While at the recovery center, Chilldres also received dental work that restored the confidence she lost in herself long ago.
“This has given me a new confidence that I lost many years ago in my addiction,” she said. “God has restored my family back to me and continues daily answering prayers and opening doors that I never thought would be possible. I am thankful for Hope Dealers because I would probable not be alive today [without them].”
Nichole Ellis, who is also a Phase II participant, said Hope Dealers has given her a fresh start.
“It has been an introduction to our true and living God. A journey into the unknown of what it looked like to have a relationship with our creator and redeemer. A foundation built and established in my life,” she said.
Since she walked through the doors at Hope Dealers, Ellis said she has learned to control her anger and rage.
The facility has also helped when Ellis felt bitter, resentful, anxious or depressed, she said.
“I no longer feel the need to isolate and distance myself from the world and I know that I will always have a family right here at Hope Dealers that will love me no matter what,” Ellis said. “I was a broken mess when I got here. Now I am nine months free from addiction and anger.”
Hartwick Burt said she could never forget the impact Hope Dealers has already made in multiple women’s lives and is thankful the facility was able to bring in women in the midst of a global pandemic.
One of the women at the facility will move into Phase II in less than one month.

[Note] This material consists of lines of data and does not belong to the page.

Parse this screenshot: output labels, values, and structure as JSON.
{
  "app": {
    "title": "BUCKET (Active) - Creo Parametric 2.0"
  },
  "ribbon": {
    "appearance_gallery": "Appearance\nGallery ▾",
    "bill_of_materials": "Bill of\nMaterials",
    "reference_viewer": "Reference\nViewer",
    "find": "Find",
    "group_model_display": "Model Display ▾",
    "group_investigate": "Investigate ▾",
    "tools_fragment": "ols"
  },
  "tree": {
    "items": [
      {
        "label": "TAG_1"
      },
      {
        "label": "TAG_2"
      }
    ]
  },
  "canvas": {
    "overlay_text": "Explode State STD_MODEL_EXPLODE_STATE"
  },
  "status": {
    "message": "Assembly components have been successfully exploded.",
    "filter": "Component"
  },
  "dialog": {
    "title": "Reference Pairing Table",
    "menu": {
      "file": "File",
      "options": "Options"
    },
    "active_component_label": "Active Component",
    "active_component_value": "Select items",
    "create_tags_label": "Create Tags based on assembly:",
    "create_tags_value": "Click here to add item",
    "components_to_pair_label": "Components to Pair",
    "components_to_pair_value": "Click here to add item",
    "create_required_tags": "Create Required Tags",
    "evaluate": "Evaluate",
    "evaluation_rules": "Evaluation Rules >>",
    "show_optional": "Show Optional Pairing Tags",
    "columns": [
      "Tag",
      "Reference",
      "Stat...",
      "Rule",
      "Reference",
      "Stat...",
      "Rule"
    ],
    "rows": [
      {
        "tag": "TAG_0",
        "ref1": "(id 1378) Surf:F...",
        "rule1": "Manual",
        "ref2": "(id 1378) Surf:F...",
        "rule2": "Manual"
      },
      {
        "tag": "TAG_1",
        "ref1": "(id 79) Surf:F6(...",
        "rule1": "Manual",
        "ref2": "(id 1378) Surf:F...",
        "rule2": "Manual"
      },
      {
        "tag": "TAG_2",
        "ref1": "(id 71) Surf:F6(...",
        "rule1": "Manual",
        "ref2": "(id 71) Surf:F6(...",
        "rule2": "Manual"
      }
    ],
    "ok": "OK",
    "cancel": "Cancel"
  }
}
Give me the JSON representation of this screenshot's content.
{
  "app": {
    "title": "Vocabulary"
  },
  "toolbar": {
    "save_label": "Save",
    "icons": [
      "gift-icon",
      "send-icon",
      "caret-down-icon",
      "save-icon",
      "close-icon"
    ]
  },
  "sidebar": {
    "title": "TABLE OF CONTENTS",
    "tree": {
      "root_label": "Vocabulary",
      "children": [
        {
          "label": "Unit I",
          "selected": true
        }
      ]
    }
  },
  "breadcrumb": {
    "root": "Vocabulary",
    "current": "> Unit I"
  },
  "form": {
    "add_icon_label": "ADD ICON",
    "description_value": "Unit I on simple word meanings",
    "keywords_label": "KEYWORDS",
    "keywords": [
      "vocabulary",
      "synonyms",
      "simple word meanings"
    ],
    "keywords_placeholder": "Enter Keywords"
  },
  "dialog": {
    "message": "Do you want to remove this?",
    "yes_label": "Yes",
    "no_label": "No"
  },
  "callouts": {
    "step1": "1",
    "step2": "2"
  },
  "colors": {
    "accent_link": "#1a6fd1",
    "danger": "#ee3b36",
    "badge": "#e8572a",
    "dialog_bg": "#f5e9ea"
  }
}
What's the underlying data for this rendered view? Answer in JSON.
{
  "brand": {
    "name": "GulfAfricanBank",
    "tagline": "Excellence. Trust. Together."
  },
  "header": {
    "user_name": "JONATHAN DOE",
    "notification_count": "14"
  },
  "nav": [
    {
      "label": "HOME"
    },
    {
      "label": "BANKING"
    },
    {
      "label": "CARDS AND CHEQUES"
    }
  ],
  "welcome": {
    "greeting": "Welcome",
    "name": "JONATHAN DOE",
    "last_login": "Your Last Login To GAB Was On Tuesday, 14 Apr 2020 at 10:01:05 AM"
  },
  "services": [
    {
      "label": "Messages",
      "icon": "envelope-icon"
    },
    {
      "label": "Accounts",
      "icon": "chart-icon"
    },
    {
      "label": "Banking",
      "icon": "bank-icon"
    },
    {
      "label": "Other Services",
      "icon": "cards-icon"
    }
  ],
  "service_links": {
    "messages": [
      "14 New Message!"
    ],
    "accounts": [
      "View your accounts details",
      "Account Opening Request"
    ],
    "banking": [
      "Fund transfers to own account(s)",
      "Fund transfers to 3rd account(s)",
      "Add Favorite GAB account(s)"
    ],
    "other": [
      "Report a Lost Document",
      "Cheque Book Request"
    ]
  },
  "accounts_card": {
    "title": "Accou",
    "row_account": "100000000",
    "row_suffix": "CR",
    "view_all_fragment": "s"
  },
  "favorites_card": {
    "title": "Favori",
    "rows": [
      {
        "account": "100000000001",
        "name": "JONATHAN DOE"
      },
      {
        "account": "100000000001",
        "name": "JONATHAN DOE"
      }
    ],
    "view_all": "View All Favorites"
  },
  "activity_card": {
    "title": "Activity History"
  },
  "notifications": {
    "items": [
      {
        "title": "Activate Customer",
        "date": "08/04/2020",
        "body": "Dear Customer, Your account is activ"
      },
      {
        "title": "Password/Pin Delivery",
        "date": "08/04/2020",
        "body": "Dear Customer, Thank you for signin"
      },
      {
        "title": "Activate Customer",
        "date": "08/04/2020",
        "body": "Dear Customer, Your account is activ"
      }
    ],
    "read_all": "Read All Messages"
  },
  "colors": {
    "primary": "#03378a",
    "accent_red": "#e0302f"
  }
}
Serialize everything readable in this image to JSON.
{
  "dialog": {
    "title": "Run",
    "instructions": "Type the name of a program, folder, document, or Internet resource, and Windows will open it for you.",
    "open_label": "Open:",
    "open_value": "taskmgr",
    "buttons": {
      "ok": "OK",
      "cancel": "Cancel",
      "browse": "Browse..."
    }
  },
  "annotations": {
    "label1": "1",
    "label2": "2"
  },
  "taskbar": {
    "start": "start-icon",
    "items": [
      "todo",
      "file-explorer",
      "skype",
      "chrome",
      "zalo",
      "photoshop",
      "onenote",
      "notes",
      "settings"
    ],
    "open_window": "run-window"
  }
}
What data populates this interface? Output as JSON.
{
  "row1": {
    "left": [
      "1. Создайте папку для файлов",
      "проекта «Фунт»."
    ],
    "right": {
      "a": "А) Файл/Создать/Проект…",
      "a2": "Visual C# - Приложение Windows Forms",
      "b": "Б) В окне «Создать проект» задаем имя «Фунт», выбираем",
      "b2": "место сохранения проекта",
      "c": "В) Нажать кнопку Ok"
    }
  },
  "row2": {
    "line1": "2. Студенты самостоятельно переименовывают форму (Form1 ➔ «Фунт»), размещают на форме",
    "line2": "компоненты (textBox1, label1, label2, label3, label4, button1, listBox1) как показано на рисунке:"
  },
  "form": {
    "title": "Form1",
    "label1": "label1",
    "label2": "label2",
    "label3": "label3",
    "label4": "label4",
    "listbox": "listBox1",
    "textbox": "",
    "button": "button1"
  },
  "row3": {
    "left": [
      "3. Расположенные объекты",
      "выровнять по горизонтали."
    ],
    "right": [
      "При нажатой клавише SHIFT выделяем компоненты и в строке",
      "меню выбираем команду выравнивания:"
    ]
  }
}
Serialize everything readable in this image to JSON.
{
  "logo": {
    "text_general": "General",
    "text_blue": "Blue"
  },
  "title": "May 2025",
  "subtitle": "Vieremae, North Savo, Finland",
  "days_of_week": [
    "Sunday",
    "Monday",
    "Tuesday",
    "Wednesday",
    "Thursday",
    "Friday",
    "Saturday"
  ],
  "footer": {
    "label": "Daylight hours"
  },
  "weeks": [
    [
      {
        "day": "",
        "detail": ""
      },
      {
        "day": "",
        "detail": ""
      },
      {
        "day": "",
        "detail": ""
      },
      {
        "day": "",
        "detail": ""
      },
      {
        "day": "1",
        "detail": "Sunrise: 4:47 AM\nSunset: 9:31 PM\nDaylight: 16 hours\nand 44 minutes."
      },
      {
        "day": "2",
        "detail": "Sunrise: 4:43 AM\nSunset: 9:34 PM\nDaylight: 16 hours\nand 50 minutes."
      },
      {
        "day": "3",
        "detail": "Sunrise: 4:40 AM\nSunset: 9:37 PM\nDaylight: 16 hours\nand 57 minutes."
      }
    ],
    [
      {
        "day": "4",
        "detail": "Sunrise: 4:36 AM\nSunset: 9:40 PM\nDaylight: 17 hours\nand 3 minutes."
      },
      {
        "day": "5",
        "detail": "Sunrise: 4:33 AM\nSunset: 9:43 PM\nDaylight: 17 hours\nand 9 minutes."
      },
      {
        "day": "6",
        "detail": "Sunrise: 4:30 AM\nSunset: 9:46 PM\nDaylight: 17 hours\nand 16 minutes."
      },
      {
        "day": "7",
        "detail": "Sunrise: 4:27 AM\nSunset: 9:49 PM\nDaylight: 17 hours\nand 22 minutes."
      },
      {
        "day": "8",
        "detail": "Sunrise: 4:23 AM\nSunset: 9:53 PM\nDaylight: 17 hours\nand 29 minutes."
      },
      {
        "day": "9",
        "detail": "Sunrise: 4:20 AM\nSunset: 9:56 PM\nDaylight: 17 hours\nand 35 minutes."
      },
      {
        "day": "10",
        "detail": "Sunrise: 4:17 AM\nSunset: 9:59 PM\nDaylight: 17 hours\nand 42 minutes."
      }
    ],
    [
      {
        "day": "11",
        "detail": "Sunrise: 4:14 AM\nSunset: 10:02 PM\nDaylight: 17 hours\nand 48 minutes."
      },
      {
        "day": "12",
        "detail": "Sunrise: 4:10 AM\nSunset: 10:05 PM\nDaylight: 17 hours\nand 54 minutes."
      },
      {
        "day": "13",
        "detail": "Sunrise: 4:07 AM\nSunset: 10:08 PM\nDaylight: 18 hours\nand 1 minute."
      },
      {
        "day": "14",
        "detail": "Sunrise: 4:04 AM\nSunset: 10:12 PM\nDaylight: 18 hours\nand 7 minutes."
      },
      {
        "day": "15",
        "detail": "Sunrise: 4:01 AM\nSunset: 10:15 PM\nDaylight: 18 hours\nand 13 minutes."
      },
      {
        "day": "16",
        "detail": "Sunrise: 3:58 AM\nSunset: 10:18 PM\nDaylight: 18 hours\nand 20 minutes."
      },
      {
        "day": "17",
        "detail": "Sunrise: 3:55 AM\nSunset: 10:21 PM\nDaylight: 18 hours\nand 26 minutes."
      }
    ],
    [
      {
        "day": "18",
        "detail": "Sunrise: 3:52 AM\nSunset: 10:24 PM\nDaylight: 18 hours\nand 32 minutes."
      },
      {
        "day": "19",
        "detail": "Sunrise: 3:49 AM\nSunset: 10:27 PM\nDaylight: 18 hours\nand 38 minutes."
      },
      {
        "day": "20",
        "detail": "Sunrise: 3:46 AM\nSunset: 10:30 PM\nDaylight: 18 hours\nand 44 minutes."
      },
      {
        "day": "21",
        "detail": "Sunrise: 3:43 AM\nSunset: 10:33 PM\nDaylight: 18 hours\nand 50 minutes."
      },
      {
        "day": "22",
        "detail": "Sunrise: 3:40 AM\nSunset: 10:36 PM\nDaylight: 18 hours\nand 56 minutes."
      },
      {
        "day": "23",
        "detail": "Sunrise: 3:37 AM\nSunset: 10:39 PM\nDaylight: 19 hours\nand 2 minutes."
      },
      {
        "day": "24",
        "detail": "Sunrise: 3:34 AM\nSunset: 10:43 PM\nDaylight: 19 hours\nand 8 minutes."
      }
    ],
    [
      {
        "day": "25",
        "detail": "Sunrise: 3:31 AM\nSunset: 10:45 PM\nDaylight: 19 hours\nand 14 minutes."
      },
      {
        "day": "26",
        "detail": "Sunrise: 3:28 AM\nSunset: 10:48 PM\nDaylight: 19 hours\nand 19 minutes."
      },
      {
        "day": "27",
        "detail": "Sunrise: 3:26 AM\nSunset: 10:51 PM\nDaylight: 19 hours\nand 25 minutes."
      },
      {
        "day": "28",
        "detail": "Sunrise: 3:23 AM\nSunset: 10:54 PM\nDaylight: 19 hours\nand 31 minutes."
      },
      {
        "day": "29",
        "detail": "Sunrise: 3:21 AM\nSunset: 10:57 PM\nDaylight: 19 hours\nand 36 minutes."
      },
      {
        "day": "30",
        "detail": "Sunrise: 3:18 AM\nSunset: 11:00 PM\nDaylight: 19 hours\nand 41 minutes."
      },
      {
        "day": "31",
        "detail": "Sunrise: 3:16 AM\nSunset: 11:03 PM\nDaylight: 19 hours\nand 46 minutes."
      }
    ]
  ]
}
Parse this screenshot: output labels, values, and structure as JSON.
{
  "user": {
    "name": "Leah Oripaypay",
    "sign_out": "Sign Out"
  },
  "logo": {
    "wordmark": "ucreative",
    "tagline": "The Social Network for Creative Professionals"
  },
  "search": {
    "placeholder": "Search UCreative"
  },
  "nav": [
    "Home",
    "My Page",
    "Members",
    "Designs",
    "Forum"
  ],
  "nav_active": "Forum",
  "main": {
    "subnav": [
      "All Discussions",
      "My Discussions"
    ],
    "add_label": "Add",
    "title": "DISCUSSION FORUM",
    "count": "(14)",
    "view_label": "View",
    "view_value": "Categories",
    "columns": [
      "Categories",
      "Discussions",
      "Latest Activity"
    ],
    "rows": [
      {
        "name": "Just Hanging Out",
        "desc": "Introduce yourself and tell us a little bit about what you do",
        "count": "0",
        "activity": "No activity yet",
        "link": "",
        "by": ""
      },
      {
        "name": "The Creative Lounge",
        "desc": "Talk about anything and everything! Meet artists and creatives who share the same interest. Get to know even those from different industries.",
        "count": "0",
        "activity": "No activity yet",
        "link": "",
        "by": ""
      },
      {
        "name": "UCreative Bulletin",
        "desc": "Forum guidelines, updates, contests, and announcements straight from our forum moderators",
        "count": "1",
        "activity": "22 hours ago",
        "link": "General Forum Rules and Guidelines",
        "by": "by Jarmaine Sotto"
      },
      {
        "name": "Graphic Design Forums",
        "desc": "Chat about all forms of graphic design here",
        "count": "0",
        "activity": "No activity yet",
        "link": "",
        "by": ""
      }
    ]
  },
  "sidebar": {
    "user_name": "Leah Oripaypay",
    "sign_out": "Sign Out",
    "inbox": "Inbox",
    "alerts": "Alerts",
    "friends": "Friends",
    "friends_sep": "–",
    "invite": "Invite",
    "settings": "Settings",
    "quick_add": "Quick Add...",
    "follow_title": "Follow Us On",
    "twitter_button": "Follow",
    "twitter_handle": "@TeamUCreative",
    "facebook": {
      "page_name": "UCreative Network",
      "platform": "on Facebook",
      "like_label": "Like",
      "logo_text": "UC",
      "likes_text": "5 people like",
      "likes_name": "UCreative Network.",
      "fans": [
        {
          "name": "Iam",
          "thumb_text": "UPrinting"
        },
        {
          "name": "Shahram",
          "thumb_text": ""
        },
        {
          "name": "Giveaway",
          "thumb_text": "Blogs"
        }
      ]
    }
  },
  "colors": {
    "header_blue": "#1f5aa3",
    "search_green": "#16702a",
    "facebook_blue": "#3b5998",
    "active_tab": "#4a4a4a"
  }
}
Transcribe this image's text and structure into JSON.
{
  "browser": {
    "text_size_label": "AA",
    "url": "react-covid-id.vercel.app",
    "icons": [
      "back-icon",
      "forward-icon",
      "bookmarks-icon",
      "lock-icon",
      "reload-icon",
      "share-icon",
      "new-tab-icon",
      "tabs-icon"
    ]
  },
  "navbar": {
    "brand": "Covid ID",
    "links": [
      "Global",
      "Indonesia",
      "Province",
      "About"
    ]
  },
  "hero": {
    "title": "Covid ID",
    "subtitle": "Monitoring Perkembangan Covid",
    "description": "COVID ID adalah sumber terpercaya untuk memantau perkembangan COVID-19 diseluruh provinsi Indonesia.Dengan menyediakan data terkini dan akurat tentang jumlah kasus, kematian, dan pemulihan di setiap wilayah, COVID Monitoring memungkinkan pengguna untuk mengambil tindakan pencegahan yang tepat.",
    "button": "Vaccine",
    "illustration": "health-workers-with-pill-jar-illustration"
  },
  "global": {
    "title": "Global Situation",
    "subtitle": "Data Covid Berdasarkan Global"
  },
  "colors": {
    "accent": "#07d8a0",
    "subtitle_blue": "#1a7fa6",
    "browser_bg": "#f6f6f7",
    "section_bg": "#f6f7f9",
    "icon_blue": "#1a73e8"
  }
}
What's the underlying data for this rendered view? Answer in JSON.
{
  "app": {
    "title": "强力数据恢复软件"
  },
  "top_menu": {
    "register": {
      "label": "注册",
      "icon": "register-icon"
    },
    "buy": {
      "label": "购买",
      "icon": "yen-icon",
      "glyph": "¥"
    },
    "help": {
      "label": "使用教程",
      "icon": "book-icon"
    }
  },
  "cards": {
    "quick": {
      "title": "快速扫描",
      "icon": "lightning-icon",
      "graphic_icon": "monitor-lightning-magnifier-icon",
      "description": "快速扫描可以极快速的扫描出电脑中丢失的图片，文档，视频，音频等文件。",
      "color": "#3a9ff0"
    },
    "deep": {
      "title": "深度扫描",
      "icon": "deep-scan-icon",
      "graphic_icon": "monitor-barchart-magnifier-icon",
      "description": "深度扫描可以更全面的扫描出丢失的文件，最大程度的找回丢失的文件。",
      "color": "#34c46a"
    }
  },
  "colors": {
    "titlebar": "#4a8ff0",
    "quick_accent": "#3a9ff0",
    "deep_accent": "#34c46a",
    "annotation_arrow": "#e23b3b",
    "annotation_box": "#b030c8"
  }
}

Hartwick Burt said this participant called several rehabilitation centers as the pandemic began looking for help, but that the other facilities could not take this woman in because of the health crisis.
“We never closed our doors of accepting ladies that wanted help,” Hartwick Burt said. “When she called, she was crying because she knew she was one decision away from death. She was broken, addicted, depressed and had no hope. Today, she is the light in the darkness and worships Jesus in such an amazing way. She is full of joy, love, peace and contentment.”
The Conway Regional Health System has donated a building for the rehabilitation to use that would create 18 open beds at Hope Dealers. The facility is currently working to raise funding to have the building moved onto its property in Guy.